My grandfather and I had a ritual just before my parents came to pick me up. After dinner,
we’d go into the bathroom, and he would run the water in the clawfoot tub. I’d sit on the edge of the tub, and he would take a washcloth, suds up a bar of Irish Spring soap, and rub away the day-long accumulation of dirt from my feet. Now, I didn’t just have average-dirty feet as a kid. They were downright filthy—black as soil, some days—because I really hated wearing shoes. (Confession: I still do!)
But my grandfather never seemed to care. He would lovingly and carefully wash my feet,
scrubbing between my little toes, making sure the dirt was thoroughly washed away before
drying them, sliding my socks on, and then probably fighting with me for a solid four-and-a-half minutes about having to put on my shoes. But what I remember most is how he did it with such love. My grandfather was completely committed to scrubbing my toes clean—or else my mother might have a fit about my dirty, shoeless feet. Either way, my shoes and socks came off the second I got in the car, ignoring my mother’s much-repeated pleas to keep them on.
When I read this passage, I personally connect with Peter’s words: “You will never wash my
feet.” If I were sitting around that table, I, too, would probably look at Jesus and say,
“Ummm… I don’t think so. I’m good, thanks.” I can’t be alone in thinking that feet are pretty
gross, right? And, sure, we think they’re gross now but I can’t help but imagine how just utterly shocking Jesus and his disciples’ feet must have been. They wore sandals and walked on dusty, dirt roads, or in sun-scorched sand. They sloshed through mud at the riverbank,
accumulating more and more dirt as the day went on. And I’m sure that most of the time, their feet didn’t get nearly enough attention because they were too busy roaming around Galilee.
I sense that Peter and the other disciples reacted so strongly to Jesus’ kneeling down before
them with his towel wrapped around him because they didn’t expect Jesus to do what the
servants normally do. They were accustomed to entering someone’s home and having the
servants undo their sandals and give their toes a scrub, so it made them so uncomfortable
that Jesus might take on this role. Yet again, Jesus is breaking social conventions! I suspect
the disciples felt strange looking down at Jesus. And Jesus replies to their confusion by
saying, “See, this is the example I’m setting for you: that you should wash one another’s feet.”
I expect the disciples had the same response we might tonight: No, the rabbi can’t wash my
feet! They’re gnarly, they’re crusty! That’s a job for servants! Jesus is inviting his followers into a new way of being in the world. Washing the feet of his followers, like so many of his other actions, interrupts the status quo and reverses the roles of society. He couples this shift with an instruction to his disciples, hoping to make his point stick. He says, “Let me give you a new command: Love one another, in the same way I loved you. This is how everyone will recognize that you are my disciples—when they see the love you have for each other.”

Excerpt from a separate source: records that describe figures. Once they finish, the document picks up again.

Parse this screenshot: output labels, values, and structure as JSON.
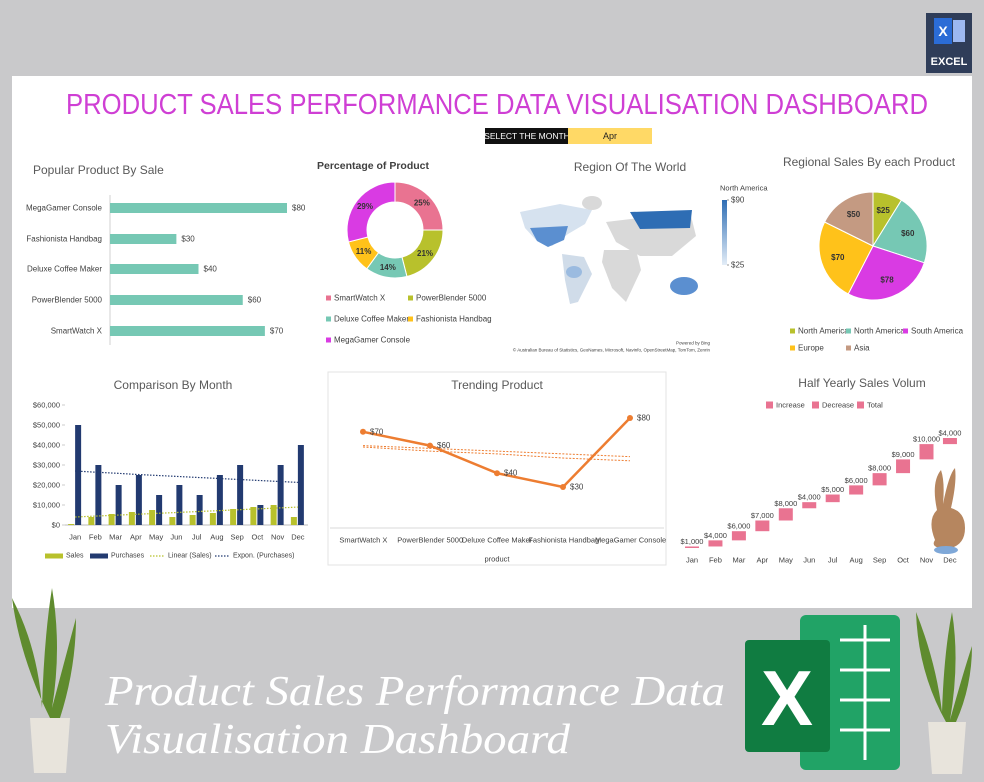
{
  "header": {
    "title": "PRODUCT SALES PERFORMANCE DATA VISUALISATION DASHBOARD",
    "select_label": "SELECT THE MONTH",
    "selected_month": "Apr"
  },
  "logo": {
    "letter": "X",
    "label": "EXCEL"
  },
  "footer": {
    "lines": [
      "Product Sales Performance Data",
      "Visualisation Dashboard"
    ],
    "logo_letter": "X"
  },
  "chart_data": [
    {
      "type": "hbar",
      "title": "Popular Product By Sale",
      "categories": [
        "MegaGamer Console",
        "Fashionista Handbag",
        "Deluxe Coffee Maker",
        "PowerBlender 5000",
        "SmartWatch X"
      ],
      "values": [
        80,
        30,
        40,
        60,
        70
      ],
      "value_labels": [
        "$80",
        "$30",
        "$40",
        "$60",
        "$70"
      ],
      "color": "#76c8b4"
    },
    {
      "type": "donut",
      "title": "Percentage of Product",
      "categories": [
        "SmartWatch X",
        "PowerBlender 5000",
        "Deluxe Coffee Maker",
        "Fashionista Handbag",
        "MegaGamer Console"
      ],
      "values": [
        25,
        21,
        14,
        11,
        29
      ],
      "value_labels": [
        "25%",
        "21%",
        "14%",
        "11%",
        "29%"
      ],
      "colors": [
        "#e97391",
        "#b8c12c",
        "#76c8b4",
        "#ffc21a",
        "#d93be3"
      ]
    },
    {
      "type": "map",
      "title": "Region Of The World",
      "legend_title": "North America",
      "colorbar": {
        "ticks": [
          {
            "value": 90,
            "label": "$90"
          },
          {
            "value": 25,
            "label": "$25"
          }
        ],
        "colors": [
          "#2e6db4",
          "#e3edf7"
        ]
      },
      "credits": [
        "Powered by Bing",
        "© Australian Bureau of Statistics, GeoNames, Microsoft, Navinfo, OpenStreetMap, TomTom, Zenrin"
      ]
    },
    {
      "type": "pie",
      "title": "Regional Sales By each Product",
      "categories": [
        "North America",
        "North America",
        "South America",
        "Europe",
        "Asia"
      ],
      "values": [
        25,
        60,
        78,
        70,
        50
      ],
      "value_labels": [
        "$25",
        "$60",
        "$78",
        "$70",
        "$50"
      ],
      "colors": [
        "#b8c12c",
        "#76c8b4",
        "#d93be3",
        "#ffc21a",
        "#c49a82"
      ]
    },
    {
      "type": "combo_bar",
      "title": "Comparison By Month",
      "categories": [
        "Jan",
        "Feb",
        "Mar",
        "Apr",
        "May",
        "Jun",
        "Jul",
        "Aug",
        "Sep",
        "Oct",
        "Nov",
        "Dec"
      ],
      "series": [
        {
          "name": "Sales",
          "color": "#b8c12c",
          "values": [
            500,
            4000,
            5500,
            6500,
            7500,
            4000,
            5000,
            6000,
            8000,
            9000,
            10000,
            4000
          ]
        },
        {
          "name": "Purchases",
          "color": "#223a70",
          "values": [
            50000,
            30000,
            20000,
            25000,
            15000,
            20000,
            15000,
            25000,
            30000,
            10000,
            30000,
            40000
          ]
        }
      ],
      "trendlines": [
        {
          "name": "Linear (Sales)",
          "color": "#b8c12c",
          "values": [
            4000,
            4450,
            4900,
            5350,
            5800,
            6250,
            6700,
            7150,
            7600,
            8050,
            8500,
            8950
          ]
        },
        {
          "name": "Expon. (Purchases)",
          "color": "#223a70",
          "values": [
            27000,
            26400,
            25900,
            25300,
            24800,
            24300,
            23800,
            23300,
            22800,
            22300,
            21800,
            21300
          ]
        }
      ],
      "ylim": [
        0,
        60000
      ],
      "yticks": [
        {
          "value": 0,
          "label": "$0"
        },
        {
          "value": 10000,
          "label": "$10,000"
        },
        {
          "value": 20000,
          "label": "$20,000"
        },
        {
          "value": 30000,
          "label": "$30,000"
        },
        {
          "value": 40000,
          "label": "$40,000"
        },
        {
          "value": 50000,
          "label": "$50,000"
        },
        {
          "value": 60000,
          "label": "$60,000"
        }
      ]
    },
    {
      "type": "line",
      "title": "Trending Product",
      "categories": [
        "SmartWatch X",
        "PowerBlender 5000",
        "Deluxe Coffee Maker",
        "Fashionista Handbag",
        "MegaGamer Console"
      ],
      "values": [
        70,
        60,
        40,
        30,
        80
      ],
      "value_labels": [
        "$70",
        "$60",
        "$40",
        "$30",
        "$80"
      ],
      "color": "#ed7d31",
      "x_label": "product",
      "trendlines": [
        {
          "color": "#ed7d31",
          "values": [
            60,
            58,
            56,
            54,
            52
          ]
        },
        {
          "color": "#ed7d31",
          "values": [
            59,
            56,
            54,
            51,
            49
          ]
        }
      ]
    },
    {
      "type": "waterfall",
      "title": "Half Yearly Sales Volum",
      "categories": [
        "Jan",
        "Feb",
        "Mar",
        "Apr",
        "May",
        "Jun",
        "Jul",
        "Aug",
        "Sep",
        "Oct",
        "Nov",
        "Dec"
      ],
      "values": [
        1000,
        4000,
        6000,
        7000,
        8000,
        4000,
        5000,
        6000,
        8000,
        9000,
        10000,
        4000
      ],
      "value_labels": [
        "$1,000",
        "$4,000",
        "$6,000",
        "$7,000",
        "$8,000",
        "$4,000",
        "$5,000",
        "$6,000",
        "$8,000",
        "$9,000",
        "$10,000",
        "$4,000"
      ],
      "legend": [
        "Increase",
        "Decrease",
        "Total"
      ],
      "color": "#e97391"
    }
  ]
}
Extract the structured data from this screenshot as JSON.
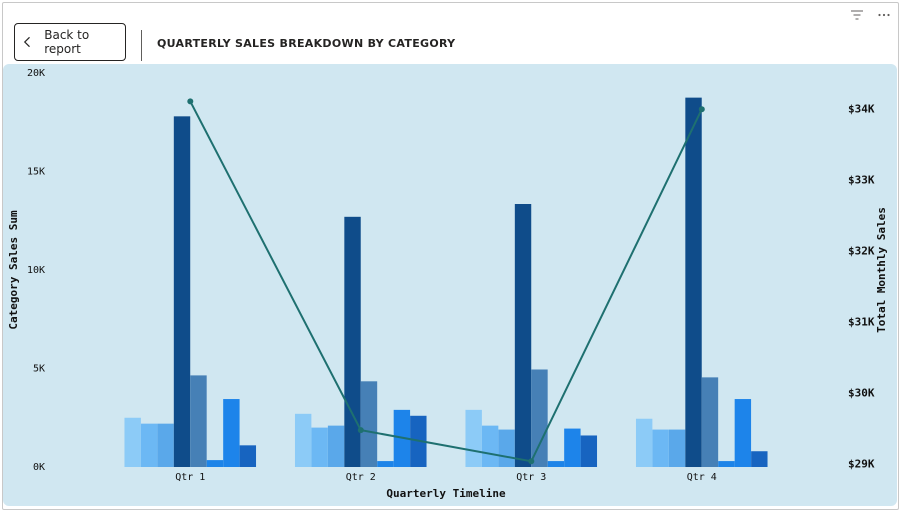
{
  "header": {
    "back_label": "Back to report",
    "title": "QUARTERLY SALES BREAKDOWN BY CATEGORY"
  },
  "colors": {
    "chart_bg": "#d0e7f1",
    "line": "#1e7070",
    "bars": [
      "#8ccbf7",
      "#6cb8f4",
      "#5aa8ea",
      "#0f4c8a",
      "#4680b6",
      "#1d84e8",
      "#1d84ea",
      "#1764c0"
    ]
  },
  "chart_data": {
    "type": "bar",
    "categories": [
      "Qtr 1",
      "Qtr 2",
      "Qtr 3",
      "Qtr 4"
    ],
    "series": [
      {
        "values": [
          2500,
          2700,
          2900,
          2450
        ]
      },
      {
        "values": [
          2200,
          2000,
          2100,
          1900
        ]
      },
      {
        "values": [
          2200,
          2100,
          1900,
          1900
        ]
      },
      {
        "values": [
          17800,
          12700,
          13350,
          18750
        ]
      },
      {
        "values": [
          4650,
          4350,
          4950,
          4550
        ]
      },
      {
        "values": [
          350,
          300,
          300,
          300
        ]
      },
      {
        "values": [
          3450,
          2900,
          1950,
          3450
        ]
      },
      {
        "values": [
          1100,
          2600,
          1600,
          800
        ]
      }
    ],
    "line": {
      "values": [
        34100,
        29470,
        29030,
        33990
      ]
    },
    "xlabel": "Quarterly Timeline",
    "ylabel": "Category Sales Sum",
    "y2label": "Total Monthly Sales",
    "ylim": [
      0,
      20000
    ],
    "y2lim": [
      28950,
      34500
    ],
    "yticks": [
      0,
      5000,
      10000,
      15000,
      20000
    ],
    "yticklabels": [
      "0K",
      "5K",
      "10K",
      "15K",
      "20K"
    ],
    "y2ticks": [
      29000,
      30000,
      31000,
      32000,
      33000,
      34000
    ],
    "y2ticklabels": [
      "$29K",
      "$30K",
      "$31K",
      "$32K",
      "$33K",
      "$34K"
    ],
    "grid": false,
    "legend": "none"
  }
}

Jesus makes the instruction so simple. Love one another. We don’t always have to know why
someone is doing something, just as the disciples didn’t understand Jesus’s motive, but we
are called to love that person anyway. We may not have to actually wash another’s feet, but
we do have to follow the instruction to care for that person fully—to do the most humble thing and care for another’s body, or to care about someone’s suffering, or participate in
someone’s joy. Showing Christ’s love to another can be such a simple thing, such a small
gesture, but to the person on the receiving end, it could mean the world.